This Saturday, March 26, more than 600 people from 39 middle and high schools will gather at Millersville University from across the state to participate in the annual Pennsylvania Science Olympiad. Students from these schools will be competing in a variety of different events focused on science, technology, engineering and mathematics.
The Science Olympiad is a tournament where teams of 15 students use their STEM skills to engineer something, like an accurate time-keeping piece for example, or to demonstrate their knowledge in a particular STEM field.
“Some of the events involve the construction of devices, like a wooden plane propelled by a rubber band or launching a parachute system for keeping a ping-pong ball in the air for as long as possible,” explains Dr. Daniel Albert, an associate professor of chemistry at the University who is helping to coordinate this event.
“Other events ask students to showcase their laboratory skills in forensics, knowledge of rocks and minerals, knowledge of genetics, or analytical code-breaking skills. All areas of STEM are represented,” he continues.
The tournament will consist of 15 schools competing in the middle school division and 24 schools competing in the high school division. From there, the top nine middle school division teams and the top seven high school teams will move on to compete at the State Tournament on April 30 in Altoona.
“The Science Olympiad allows students competing to grow in areas that are interesting to them,” says Albert. “It provides a challenge for those students to become excellent in their passion areas, work and train as a member of a team, and showcase their talents.”
“Additionally, it offers all the benefits that often get attributed only to athletics.

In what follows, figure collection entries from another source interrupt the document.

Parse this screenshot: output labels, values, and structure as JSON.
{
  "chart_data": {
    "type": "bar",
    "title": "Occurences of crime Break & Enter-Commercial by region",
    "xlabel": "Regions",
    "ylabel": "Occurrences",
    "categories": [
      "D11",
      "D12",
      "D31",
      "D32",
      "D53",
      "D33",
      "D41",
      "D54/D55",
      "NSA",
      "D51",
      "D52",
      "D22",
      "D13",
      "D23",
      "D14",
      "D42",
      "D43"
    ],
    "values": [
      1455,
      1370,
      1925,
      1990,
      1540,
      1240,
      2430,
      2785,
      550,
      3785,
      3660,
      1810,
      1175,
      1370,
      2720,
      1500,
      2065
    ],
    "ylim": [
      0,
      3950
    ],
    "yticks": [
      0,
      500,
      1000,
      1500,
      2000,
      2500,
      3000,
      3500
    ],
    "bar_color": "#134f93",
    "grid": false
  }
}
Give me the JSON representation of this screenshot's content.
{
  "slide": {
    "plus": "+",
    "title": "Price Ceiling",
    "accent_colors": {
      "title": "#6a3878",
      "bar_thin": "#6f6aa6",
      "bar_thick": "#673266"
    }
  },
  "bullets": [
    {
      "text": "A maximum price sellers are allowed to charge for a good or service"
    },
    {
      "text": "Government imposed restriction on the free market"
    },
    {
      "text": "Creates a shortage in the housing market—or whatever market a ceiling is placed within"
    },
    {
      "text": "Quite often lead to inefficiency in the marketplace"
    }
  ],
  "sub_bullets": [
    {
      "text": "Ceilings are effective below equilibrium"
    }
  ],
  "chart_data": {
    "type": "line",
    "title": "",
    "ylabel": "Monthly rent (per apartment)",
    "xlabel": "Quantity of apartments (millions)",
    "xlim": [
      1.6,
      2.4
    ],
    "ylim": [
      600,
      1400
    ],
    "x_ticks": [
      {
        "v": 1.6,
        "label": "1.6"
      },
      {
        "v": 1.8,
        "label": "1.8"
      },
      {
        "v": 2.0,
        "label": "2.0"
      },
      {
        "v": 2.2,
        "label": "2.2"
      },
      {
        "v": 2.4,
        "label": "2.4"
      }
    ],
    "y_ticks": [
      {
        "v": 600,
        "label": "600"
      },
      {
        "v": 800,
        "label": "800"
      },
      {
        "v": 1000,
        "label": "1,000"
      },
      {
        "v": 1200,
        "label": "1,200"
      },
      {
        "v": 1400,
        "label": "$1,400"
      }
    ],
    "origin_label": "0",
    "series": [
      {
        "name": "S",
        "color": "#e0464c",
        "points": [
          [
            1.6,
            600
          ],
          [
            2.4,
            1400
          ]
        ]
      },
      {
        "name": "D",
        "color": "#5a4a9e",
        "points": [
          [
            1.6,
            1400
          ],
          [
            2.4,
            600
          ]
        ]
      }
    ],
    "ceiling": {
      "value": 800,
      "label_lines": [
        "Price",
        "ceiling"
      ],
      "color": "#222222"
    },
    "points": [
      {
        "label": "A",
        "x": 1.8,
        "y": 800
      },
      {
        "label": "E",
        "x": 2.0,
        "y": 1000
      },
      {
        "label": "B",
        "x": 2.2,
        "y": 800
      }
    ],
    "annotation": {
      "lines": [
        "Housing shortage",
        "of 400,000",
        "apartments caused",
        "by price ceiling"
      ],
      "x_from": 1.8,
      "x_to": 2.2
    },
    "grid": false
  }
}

Students see the payoff of hard work, learn to work with other people towards a common goal, and are challenged to be the best they can be,” he adds.
The tournament will take place Saturday, March 26 from 7 a.m. to 7 p.m. The competing teams will be located in McComsey, Roddy and Caputo Halls, and Pucillo Gymnasium.
“The event involves a large amount of coordination and volunteer time,” Albert says. Dr. Laura Ramos-Sepulveda, assistant professor of biology at the university has been instrumental in recruiting and coordinating volunteers. Around 100 Millersville students, faculty and staff work together to help make this event possible.
“We also appreciate all of the hard work that the coaches and students from the individual teams put into having the day be a fun, competitive, and rewarding celebration of STEM,” he concludes.